45.Antalya Altın Portakal Film Festivali, Açılış kokteyli,geleneksel
yıldızlar geçişi ve gece açılış galasıyla her yıl büyük gelişim
göstererek,Türk sinemasının gelişimine olumlu katkılar yapmasınının
yanı sıra Antalya’nın tanınırlığına ve turizm amaçlı çekim merkezi
olmasında oldukça önemli olumluluklara zemin oluşturmaktadır.
Büyük önder, Mustafa Kemal ATATÜRK’ün, Antalya’ya bir gelişlerinde,
Aspendos tiyatrosunu ziyaretinde onarım yapılıp,şenlikler ve
etkilikler tertip edilmesini istemesinin ardından, 1950’li
yıllardan beri tertip edilen şenlikler, 1963’te Merhum Dr. Avni
TOLUNAY’ın olağanüstü çabaları ve destekleriyle günümüze “Antalya
Altın Portakal Film Festivali “olarak ulaşmıştır.
İlk günden günümüze desteklerini esirgemeyen tüm kişi, kurum ve
kuruluşlara teşekkürlerimi bir borç bilmekteyim.
Festivaller, genellikle yerel bir topluluk tarafından belirlenmiş ve
geleneksel olmuş gün ve tarihlerde kutlanan,yapıldığı yörenin imgesi
haline gelmiş etkinlikler bütünüdür.
Festival sözcüğü latince’festa’ kelimesinden gelmektedir ve Türkçe’de
şenlik olarak adlandırılmaktadır. ilk olarak , 1200’lü yıllarda
kullanıma girdiği düşünülmektedir. Birçok kültürde festivaller tanrı
veya tanrılar huzurunda duruştur. Festivallerin insanlara tanrı
tarafından verildiğine inanılır ve kutsal kabul edilir.

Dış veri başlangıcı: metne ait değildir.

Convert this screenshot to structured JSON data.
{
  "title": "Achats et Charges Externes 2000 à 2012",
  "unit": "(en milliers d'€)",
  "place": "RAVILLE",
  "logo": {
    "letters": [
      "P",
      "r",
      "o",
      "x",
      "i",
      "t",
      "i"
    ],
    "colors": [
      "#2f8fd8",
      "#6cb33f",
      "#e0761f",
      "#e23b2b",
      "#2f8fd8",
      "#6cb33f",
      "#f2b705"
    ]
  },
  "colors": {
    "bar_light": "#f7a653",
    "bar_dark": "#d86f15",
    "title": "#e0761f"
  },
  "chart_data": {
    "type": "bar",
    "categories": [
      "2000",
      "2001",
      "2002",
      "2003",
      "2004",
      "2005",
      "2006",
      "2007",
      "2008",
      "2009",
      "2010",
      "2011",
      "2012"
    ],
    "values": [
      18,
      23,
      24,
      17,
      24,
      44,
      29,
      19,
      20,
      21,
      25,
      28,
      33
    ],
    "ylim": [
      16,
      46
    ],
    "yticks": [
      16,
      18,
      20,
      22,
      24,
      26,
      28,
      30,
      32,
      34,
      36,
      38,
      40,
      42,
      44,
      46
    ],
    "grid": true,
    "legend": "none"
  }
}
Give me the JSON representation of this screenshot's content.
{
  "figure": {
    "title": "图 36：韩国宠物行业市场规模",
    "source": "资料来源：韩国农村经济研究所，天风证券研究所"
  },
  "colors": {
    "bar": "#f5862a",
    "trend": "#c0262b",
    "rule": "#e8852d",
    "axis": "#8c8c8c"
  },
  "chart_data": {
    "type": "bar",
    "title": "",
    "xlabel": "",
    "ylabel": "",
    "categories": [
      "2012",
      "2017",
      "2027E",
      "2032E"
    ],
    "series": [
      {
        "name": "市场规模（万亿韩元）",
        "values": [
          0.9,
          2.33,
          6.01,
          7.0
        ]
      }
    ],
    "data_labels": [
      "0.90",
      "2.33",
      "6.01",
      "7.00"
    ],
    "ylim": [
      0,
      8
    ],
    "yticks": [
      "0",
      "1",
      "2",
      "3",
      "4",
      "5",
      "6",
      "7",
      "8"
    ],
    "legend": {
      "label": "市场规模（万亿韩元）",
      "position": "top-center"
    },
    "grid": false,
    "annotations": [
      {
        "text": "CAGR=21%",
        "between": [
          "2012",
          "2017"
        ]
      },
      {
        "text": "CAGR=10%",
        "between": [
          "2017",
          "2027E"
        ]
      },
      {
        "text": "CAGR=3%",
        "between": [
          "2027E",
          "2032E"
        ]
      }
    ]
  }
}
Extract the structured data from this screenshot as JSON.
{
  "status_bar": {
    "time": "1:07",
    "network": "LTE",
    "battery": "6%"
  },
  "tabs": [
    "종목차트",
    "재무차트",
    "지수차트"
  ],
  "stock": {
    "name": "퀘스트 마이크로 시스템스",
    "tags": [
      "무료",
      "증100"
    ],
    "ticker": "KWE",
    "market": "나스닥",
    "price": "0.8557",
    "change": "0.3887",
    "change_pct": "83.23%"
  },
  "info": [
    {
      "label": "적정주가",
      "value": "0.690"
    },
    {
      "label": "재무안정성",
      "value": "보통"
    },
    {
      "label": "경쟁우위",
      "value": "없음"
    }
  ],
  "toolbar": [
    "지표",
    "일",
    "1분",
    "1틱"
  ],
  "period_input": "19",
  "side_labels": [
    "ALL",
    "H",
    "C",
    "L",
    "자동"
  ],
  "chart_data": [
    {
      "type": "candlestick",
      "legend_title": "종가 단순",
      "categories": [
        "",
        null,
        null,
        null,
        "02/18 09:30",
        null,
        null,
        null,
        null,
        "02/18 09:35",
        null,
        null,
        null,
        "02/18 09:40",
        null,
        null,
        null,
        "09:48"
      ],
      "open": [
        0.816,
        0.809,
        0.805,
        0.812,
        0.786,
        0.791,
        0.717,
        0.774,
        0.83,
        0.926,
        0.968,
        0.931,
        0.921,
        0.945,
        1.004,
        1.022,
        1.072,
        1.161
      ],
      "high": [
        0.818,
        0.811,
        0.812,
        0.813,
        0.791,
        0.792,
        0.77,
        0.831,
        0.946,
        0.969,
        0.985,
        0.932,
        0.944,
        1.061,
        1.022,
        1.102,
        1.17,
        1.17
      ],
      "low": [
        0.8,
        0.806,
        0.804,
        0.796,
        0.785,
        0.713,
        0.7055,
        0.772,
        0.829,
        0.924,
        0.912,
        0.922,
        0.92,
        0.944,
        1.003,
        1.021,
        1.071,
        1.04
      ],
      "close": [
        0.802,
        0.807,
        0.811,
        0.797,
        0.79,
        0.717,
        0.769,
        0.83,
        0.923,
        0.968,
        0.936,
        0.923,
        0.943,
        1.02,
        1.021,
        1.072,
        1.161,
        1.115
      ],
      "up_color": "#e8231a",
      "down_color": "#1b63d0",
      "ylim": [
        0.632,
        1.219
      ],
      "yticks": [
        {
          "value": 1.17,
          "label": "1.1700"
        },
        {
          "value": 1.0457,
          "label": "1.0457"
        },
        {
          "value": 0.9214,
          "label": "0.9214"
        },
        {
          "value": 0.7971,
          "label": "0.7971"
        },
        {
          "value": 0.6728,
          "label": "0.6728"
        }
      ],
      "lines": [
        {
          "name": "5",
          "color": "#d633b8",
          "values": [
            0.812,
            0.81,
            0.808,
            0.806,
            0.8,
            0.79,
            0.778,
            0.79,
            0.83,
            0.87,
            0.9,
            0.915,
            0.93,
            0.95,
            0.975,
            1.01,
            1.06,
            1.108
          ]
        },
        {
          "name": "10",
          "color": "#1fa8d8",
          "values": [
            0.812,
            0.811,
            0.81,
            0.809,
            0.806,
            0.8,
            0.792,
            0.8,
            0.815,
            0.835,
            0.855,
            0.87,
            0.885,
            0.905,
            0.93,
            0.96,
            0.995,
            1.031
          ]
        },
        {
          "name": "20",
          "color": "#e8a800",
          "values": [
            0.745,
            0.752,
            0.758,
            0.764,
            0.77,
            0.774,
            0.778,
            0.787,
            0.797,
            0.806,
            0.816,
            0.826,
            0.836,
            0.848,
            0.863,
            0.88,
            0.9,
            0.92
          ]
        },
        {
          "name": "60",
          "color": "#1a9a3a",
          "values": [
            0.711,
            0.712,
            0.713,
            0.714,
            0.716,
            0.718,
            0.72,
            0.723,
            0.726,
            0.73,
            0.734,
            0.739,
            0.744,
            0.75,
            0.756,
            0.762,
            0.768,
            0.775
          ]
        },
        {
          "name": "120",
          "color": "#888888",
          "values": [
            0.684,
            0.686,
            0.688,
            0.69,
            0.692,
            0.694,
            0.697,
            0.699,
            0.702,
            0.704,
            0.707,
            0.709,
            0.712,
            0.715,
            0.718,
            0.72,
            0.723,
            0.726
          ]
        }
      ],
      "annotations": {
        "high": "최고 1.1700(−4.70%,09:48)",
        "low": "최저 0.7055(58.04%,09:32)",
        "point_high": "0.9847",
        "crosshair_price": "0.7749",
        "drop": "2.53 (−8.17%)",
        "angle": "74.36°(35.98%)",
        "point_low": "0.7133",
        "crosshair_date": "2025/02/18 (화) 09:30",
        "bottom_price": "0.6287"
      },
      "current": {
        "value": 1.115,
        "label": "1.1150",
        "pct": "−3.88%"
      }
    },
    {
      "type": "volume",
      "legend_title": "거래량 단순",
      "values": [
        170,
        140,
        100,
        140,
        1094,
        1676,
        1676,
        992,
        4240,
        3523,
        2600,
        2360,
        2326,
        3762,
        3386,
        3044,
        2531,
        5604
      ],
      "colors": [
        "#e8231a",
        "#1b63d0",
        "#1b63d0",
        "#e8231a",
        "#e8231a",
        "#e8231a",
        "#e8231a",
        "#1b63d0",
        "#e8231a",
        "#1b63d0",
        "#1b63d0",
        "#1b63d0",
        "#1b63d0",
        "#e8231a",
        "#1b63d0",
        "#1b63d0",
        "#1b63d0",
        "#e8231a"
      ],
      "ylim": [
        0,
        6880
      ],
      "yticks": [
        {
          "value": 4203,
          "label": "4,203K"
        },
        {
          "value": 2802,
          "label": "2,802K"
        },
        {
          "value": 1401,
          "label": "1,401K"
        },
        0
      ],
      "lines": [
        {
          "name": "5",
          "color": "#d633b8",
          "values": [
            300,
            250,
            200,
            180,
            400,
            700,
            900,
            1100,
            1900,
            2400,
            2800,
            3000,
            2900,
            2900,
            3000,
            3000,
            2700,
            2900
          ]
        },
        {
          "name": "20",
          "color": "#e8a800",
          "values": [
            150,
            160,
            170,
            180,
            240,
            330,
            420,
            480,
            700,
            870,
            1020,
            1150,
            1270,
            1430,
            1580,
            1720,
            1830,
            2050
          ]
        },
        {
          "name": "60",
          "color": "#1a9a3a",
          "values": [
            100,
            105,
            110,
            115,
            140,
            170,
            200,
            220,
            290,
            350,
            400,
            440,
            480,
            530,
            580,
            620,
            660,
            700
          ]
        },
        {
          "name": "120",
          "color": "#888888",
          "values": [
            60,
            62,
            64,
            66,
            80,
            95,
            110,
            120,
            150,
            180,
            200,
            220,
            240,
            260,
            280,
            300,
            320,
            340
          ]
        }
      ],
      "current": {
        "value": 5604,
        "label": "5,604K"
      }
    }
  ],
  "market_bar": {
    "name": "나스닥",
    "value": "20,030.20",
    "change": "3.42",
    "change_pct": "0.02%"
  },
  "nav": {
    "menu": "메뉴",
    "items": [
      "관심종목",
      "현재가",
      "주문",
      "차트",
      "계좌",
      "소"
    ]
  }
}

Festivaller dini yönlerinin yanı sıra, dinsel amaç dışı,eğlence için
oluşturulan etkinlikler veya sadece,ekonomik kazanç ve tanıtım
sağlamak amaçlı da olabilmektedir. Dünya’da en yaygın kutlanan
festivaller, mevsim dönemlerinde düzenlenen veya özel bir amaç
çerçevesinde tertip edilenler olarak düşünülebilir. Ülkemizde de bu
kapsamda pek çok yörelerde çeşitli isimler ve amaçlarda festivaller .
Günümüzde, Festivaller turizm sektörünün en önemli kaynaklarından
biridir. Festivaller yapılış amaçlarına hizmet ederken düzenlenen
bölge’de ekonomik ve kültürel iletişimde’de yoğun paylaşıma altlık
oluşturmaktadırlar. Pek çok şehir ve belde festivalleriyle tanınır
olmakla cazibelerini artırmaktadır.
Ülke çapında , yerel yöneticilerinin çabalarıyla festivaller
düzenlenmektedir. Özellikle, Bahar ve yaz aylarında müthiş bir
festival trafiği yaşanmaktadır. Gönül ister ki, her biri sıradanlığın
dışına çıksın ve tarihler öncesi beklenir olsun ve festival amaçlı
özel tur organizasyonları yapılsın. Ama, Pek çok festivallin genel
mefaat öngörmediğini ve heba edilen kısıtlı mali olanaklarla yürütülen
etkinlikler olarak kaldıklarını da bilmekteyiz. Keşke, hiç yapılmamış
olsaydı, iyi olur dedirtenlere de rastlanmıyor değil.
Çözüm; Her il merkezinde devlet ve ilgili sektör temsilcilerince
oluşturulacak, Turizm tanıtım komiteleri bünyesinde Festival ve
Şenlikleri Düzenleyen bir merkez yapılandırmak ve akılcı
politikalarla yönetmektir.
Antalya Altın Portakal Film Festivali başarılı bir örnek olarak
değerlendirilebilir. Fakat, Henüz, dolu dolu turizm sinerjisi
yaratıyor demek abartı olur. Deniz, Kum,Güneş sloganının yanında
’Festivaller Kenti ‘ANTALYA “ ,neden olmasın. Yapılacak daha çok
iş, gidilecek uzak yollar var. Ancak, Bu sorumluluk, Antalya Kentinde
yaşayan özellikle, Bu şehirde ekonomik kazanç elde eden herkesi
ilgilendirmektedir. Vali, Kaymakam ve Belediye Başkanları ne
yaparlarsa yapsınlar, halkın sahiplenmediği hiçbir organizasyon etkin
olmaz, olmamaktadır !!!
Öyleyse, Haydi, Antayalım ! Festival Etkinlikleri sizleri
beklemektedir. Salonları dolduralım!!